Le carrelage froid des vestiaires du gymnase municipal me gèle les plantes des pieds. À deux pas du parc où on vient de courir. Mon short de running colle à mes cuisses, trempé de sueur. Cœur qui cogne encore, poumons en feu. Jérôme est là, torse nu, sa peau luit sous les néons blafards. Ses pecs saillants, veines gonflées par l’effort. On s’est toisés toute la séance, regards qui glissent sur nos corps en mouvement. Parc bondé, mais nos foulées synchronisées criaient déjà l’urgence. Bruits des casiers qui claquent au loin, échos d’autres sportifs. Humidité poisseuse dans l’air, odeur de chlore et de transpiration fraîche. Je pousse la porte d’un vestiaire individuel, petit réduit aux murs carrelés. Il suit sans un mot, verrouille. Son souffle court effleure ma nuque. Tension électrique. Mes seins tendent mon brassière, tétons durs comme des cailloux. Il pose une main sur ma hanche, doigts chauds à travers le tissu mouillé. “T’es en feu, Chloé. Prolongeons ça.” Ma chatte palpite déjà, mélange de sueur et de mouille. Je me retourne, presse mon corps contre le sien. Sa queue durcit sous son short, contre mon ventre. “C’est pour la mission, Jérôme. Remplis-moi maintenant.” Nos bouches se collent, langues voraces, goût salé de l’effort.

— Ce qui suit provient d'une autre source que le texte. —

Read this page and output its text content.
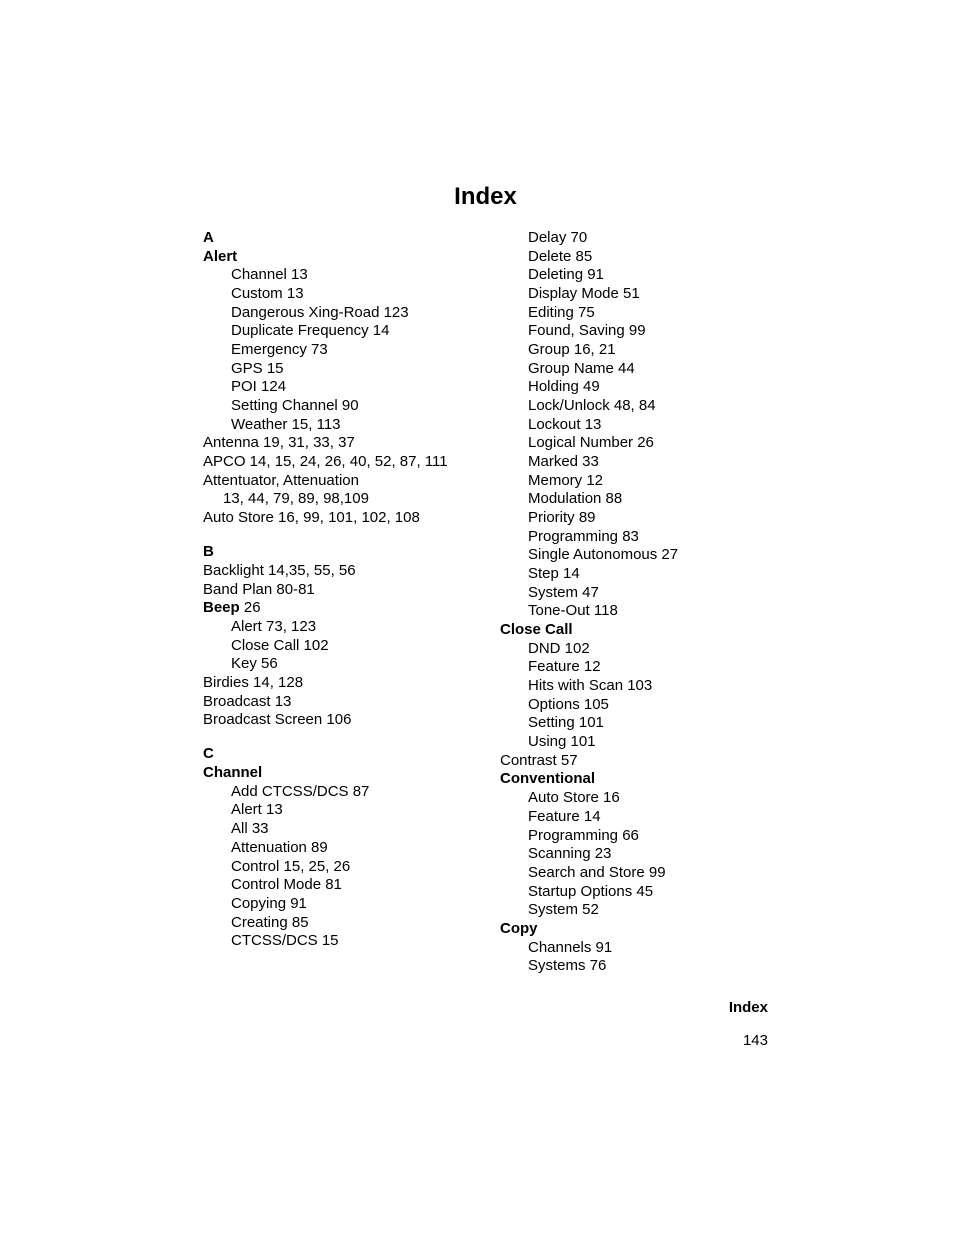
Index
A
Alert
Channel 13
Custom 13
Dangerous Xing-Road 123
Duplicate Frequency 14
Emergency 73
GPS 15
POI 124
Setting Channel 90
Weather 15, 113
Antenna 19, 31, 33, 37
APCO 14, 15, 24, 26, 40, 52, 87, 111
Attentuator, Attenuation
13, 44, 79, 89, 98,109
Auto Store 16, 99, 101, 102, 108
B
Backlight 14,35, 55, 56
Band Plan 80-81
Beep 26
Alert 73, 123
Close Call 102
Key 56
Birdies 14, 128
Broadcast 13
Broadcast Screen 106
C
Channel
Add CTCSS/DCS 87
Alert 13
All 33
Attenuation 89
Control 15, 25, 26
Control Mode 81
Copying 91
Creating 85
CTCSS/DCS 15
Delay 70
Delete 85
Deleting 91
Display Mode 51
Editing 75
Found, Saving 99
Group 16, 21
Group Name 44
Holding 49
Lock/Unlock 48, 84
Lockout 13
Logical Number 26
Marked 33
Memory 12
Modulation 88
Priority 89
Programming 83
Single Autonomous 27
Step 14
System 47
Tone-Out 118
Close Call
DND 102
Feature 12
Hits with Scan 103
Options 105
Setting 101
Using 101
Contrast 57
Conventional
Auto Store 16
Feature 14
Programming 66
Scanning 23
Search and Store 99
Startup Options 45
System 52
Copy
Channels 91
Systems 76
Index
143
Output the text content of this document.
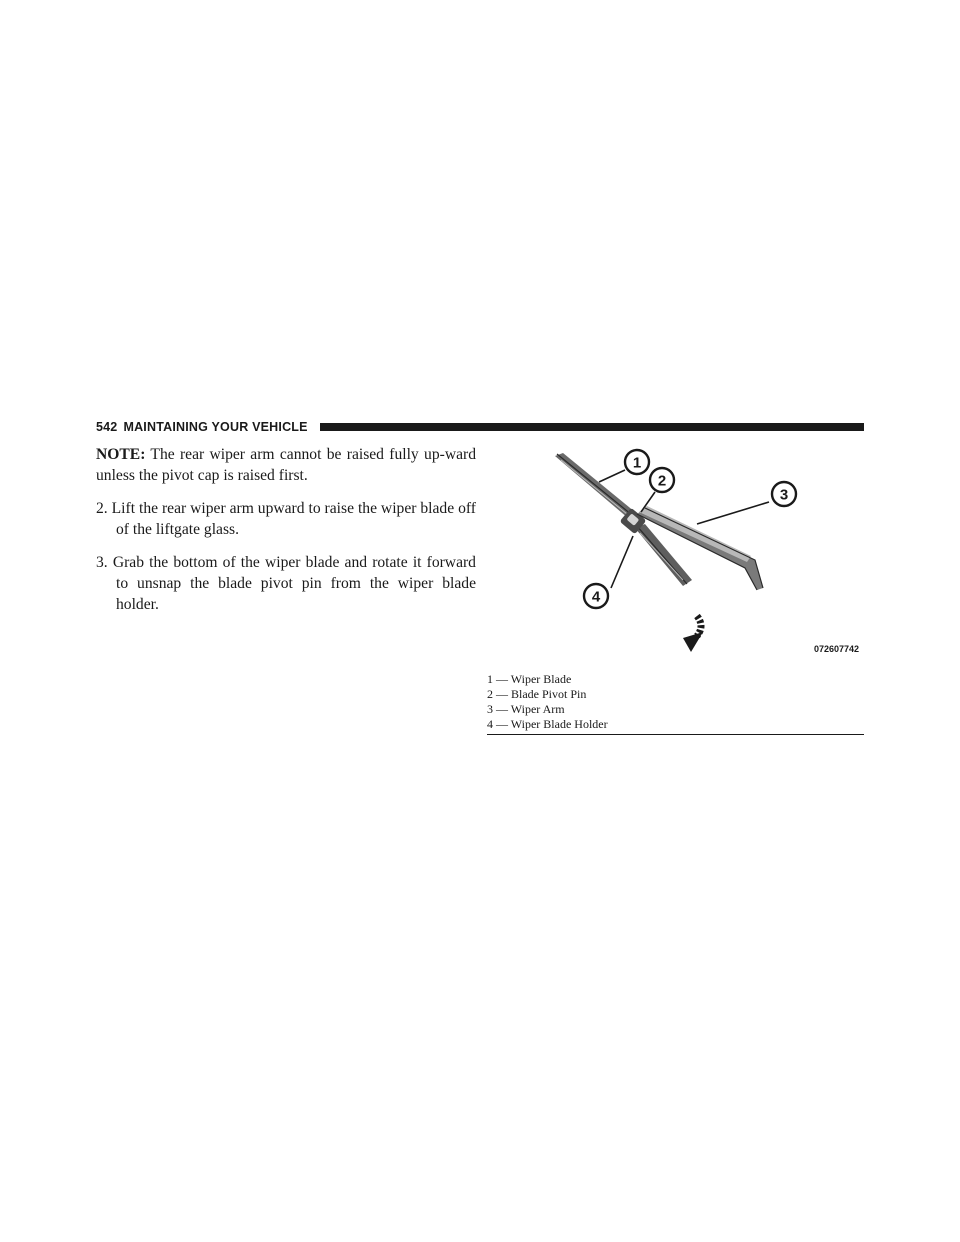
542 MAINTAINING YOUR VEHICLE

NOTE: The rear wiper arm cannot be raised fully up-ward unless the pivot cap is raised first.

2. Lift the rear wiper arm upward to raise the wiper blade off of the liftgate glass.

3. Grab the bottom of the wiper blade and rotate it forward to unsnap the blade pivot pin from the wiper blade holder.

1
2
3
4
072607742
1 — Wiper Blade
2 — Blade Pivot Pin
3 — Wiper Arm
4 — Wiper Blade Holder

Il arrache ma brassière d’un geste sec. Mes nichons jaillissent, lourds et luisants. Il les malaxe, pince les tétons. Je gémis, souffle rauque. Ses lèvres descendent, sucent avidement, mordillent. Je défais son short, sa bite massive bondit, veinée, gland violacé. Odeur musquée de sueur et de mâle. Je m’agenouille sur le carrelage glacé, qui mord mes genoux. Je l’engloutis, langue qui fouette le frein, salive qui coule. Il grogne, empoigne mes cheveux châtains. “Suce fort, salope. T’aimes la queue de ton beau-père.” Oui, j’aime. Elle pulse dans ma gorge, épaisse, prête à féconder. Il me relève, plaque mon dos contre le casier métallique. Froid sur ma peau brûlante. Short arraché, cul nu. Ses doigts écartent mes lèvres trempées, plongent dedans. “T’es inondée, petite chienne.” Je halète, “Baise-moi, Jérôme. Ramone ma chatte.” Il me soulève une jambe, enfonce sa queue d’un coup. Pleine, jusqu’au col. Souffle court qui s’accélère. Coups de reins brutaux, claques de peaux moites. Pets humides à chaque retrait, mouille qui gicle sur mes cuisses. Ses mains sur mes fesses, pouce qui force mon trou plissé, lubrifié de sueur. “T’aimes ça, enculée?” “Oui, défonce-moi!” Je griffe son dos, ondoie. Adrénaline décuple tout, orgasme monte comme un sprint final. Il me retourne, levrette contre le banc. Cul bombé, il tape dedans, claques résonnent. Sa queue cogne mon utérus, sperme vigoureux en vue. Je hurle sourdement, murs étouffent. Il accélère, sueur goutte sur mon dos. “Je jouis, prends mon jus!” Jet chaud, épais, m’inonde. Mon clito explose, jambes tremblent, je m’effondre contre lui, souffle haché.

L’Approche Électrique

Calme retombe vite. Corps luisants collés, odeurs entêtantes. Il sort doucement, sperme coule le long de ma cuisse. On halète encore, rires essoufflés. “Mission en cours.” Je m’essuie vite avec une serviette rêche, enfile short et brassière humides. Lui pareil, short tendu encore un peu. Porte s’ouvre, bruits du gymnase reprennent. On sort séparés, regards complices. Parking du club, je monte en voiture, cuisses poisseuses. Souffle normalise. Comme un cardio quotidien. Antoine rentre ce soir, ignorer. Moi, je porte peut-être déjà le fruit. Vestiaire refermé, secret intact.